Jena 18. 10. 98.
Verehrteste Freundin!
Halten Sie mich nicht für undankbar, daß ich Ihnen erst heute meinen herzlichen Dank für Ihren freundlichen Brief sage, und für das reizende Bild Ihrer sonnigen Tochter Lotte, durch welches nunmehr das Trio der Victoria-Grazien vollständig ist. Ich bin aber seit meiner Rückkehr von Baden in einer so wenig erfreulichen Stimmung, daß ich Sie nicht mit einem Klagebrief belästigen will, und mich heute auf diesen halben beschränke!
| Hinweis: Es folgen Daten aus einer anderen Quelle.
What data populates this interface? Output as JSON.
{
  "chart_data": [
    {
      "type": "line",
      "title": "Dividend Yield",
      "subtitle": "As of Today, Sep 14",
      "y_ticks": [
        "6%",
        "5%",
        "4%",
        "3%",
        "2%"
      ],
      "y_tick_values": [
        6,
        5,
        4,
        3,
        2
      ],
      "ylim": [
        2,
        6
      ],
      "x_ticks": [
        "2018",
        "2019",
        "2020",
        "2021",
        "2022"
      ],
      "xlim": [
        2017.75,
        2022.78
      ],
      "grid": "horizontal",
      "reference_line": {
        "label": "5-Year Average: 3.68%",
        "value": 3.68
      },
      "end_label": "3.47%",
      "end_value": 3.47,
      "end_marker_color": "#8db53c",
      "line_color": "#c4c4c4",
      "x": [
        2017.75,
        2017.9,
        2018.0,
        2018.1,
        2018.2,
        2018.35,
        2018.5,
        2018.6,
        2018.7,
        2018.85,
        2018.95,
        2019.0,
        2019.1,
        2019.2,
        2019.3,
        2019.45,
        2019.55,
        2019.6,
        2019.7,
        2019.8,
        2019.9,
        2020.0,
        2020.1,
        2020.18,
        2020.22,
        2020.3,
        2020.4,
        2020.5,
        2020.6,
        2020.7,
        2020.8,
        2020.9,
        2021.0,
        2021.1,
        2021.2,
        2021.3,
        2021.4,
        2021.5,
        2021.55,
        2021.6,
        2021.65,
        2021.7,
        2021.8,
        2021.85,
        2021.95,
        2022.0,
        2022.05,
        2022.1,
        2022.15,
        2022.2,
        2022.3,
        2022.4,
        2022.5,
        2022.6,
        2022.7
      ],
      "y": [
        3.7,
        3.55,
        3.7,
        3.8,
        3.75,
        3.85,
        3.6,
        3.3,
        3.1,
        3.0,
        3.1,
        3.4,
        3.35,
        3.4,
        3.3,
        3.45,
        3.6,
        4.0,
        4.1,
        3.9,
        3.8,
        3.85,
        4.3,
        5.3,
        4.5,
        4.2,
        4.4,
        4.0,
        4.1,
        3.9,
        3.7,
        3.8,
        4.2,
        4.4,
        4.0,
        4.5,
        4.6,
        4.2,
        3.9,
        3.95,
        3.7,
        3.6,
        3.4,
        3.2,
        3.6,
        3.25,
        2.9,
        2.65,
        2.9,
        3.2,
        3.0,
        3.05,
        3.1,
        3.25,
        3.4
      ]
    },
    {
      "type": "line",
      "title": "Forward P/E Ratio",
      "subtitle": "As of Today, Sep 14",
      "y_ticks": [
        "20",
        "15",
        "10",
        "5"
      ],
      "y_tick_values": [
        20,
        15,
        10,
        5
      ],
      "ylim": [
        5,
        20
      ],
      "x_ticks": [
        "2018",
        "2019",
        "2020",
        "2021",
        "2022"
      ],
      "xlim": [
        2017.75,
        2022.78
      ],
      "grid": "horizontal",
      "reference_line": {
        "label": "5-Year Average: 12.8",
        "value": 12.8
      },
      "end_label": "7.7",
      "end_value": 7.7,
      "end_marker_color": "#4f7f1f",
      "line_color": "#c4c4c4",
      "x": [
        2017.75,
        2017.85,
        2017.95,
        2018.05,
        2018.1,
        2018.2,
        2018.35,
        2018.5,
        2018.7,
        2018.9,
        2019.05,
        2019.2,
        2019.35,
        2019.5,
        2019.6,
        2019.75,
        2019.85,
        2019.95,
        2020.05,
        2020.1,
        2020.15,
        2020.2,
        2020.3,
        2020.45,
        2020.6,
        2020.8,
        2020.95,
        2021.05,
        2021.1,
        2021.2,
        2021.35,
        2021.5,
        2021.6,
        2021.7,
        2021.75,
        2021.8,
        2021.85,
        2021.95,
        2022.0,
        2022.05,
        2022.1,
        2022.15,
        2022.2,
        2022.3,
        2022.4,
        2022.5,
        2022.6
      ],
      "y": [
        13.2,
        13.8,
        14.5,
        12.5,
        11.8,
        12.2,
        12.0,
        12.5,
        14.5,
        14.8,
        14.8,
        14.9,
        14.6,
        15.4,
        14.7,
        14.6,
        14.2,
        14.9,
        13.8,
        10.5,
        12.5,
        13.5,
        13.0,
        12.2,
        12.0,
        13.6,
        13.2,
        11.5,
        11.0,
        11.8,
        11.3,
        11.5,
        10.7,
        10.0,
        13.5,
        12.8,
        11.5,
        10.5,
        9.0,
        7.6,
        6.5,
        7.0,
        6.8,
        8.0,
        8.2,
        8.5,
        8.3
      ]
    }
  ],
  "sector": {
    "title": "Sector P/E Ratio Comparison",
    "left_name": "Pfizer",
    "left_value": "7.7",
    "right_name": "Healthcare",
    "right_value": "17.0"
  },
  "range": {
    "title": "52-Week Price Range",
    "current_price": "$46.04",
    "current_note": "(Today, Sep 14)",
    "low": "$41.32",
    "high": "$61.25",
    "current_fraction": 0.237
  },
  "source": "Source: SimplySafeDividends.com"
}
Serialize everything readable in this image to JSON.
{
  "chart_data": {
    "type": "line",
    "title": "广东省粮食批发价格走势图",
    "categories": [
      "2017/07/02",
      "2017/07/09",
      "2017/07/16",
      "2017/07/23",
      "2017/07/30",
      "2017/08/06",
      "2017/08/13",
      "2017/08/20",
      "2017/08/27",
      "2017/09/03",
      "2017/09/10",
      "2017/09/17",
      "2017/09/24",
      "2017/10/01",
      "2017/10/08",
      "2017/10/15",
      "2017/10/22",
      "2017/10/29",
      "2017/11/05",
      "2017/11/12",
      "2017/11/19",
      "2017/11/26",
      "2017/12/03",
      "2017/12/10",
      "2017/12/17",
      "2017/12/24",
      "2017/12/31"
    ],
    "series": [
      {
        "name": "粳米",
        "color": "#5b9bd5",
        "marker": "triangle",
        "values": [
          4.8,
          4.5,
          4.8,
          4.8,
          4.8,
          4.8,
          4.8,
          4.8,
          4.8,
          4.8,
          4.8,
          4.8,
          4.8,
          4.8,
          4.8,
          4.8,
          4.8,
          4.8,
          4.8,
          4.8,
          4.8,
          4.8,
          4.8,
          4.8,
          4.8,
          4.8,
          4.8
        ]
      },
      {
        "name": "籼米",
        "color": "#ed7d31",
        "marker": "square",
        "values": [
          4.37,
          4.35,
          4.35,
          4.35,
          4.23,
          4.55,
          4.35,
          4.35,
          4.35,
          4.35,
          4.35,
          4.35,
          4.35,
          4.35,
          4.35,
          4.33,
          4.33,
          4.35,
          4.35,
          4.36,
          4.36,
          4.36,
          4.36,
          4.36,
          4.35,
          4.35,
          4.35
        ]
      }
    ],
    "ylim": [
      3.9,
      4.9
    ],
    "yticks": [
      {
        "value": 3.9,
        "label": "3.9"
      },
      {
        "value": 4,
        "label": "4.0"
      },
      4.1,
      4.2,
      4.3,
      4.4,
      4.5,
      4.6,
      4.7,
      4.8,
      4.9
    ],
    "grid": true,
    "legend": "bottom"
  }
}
Ihr schönes Doppel-Franco-Couvert geht nächstens mit einigen Photogrammen zurück! ||
Hier fand ich bei der Rückkehr leider Frau und Tochter recht leidend vor, in sehr trauriger Stimmung. Außerdem ist mein einziger Famulus, ein altes unentbehrliches Factotum, erkrankt und für längere Zeit dienstunfähig. Dazu kommt nun der Amtsantritt meines neuen „Ritter-Professors“, Ziegler aus Freiburg, der noch nie in Jena war. Endlich pflegen bei so unerfreulichen Constellationen auch noch verschiedene „kleine Leiden“ der Lebens-Prosa sich einzufinden, mit deren Aufzählung ich Ihre poetische „Seele“ verschonen will! Und dabei sollen in 8–10 Tagen die Vorlesungen anfangen!
– Hoffentlich kann ich Ihnen das nächste Mal Besseres schreiben.
Mit wiederholtem Dank und bestem Gruß
Ihr treu ergebener E. Haeckel.
Donna | Catarina. | T. S.a
a Text in rechter oberer Ecke auf S. 1: Donna | Catarina. | T. S.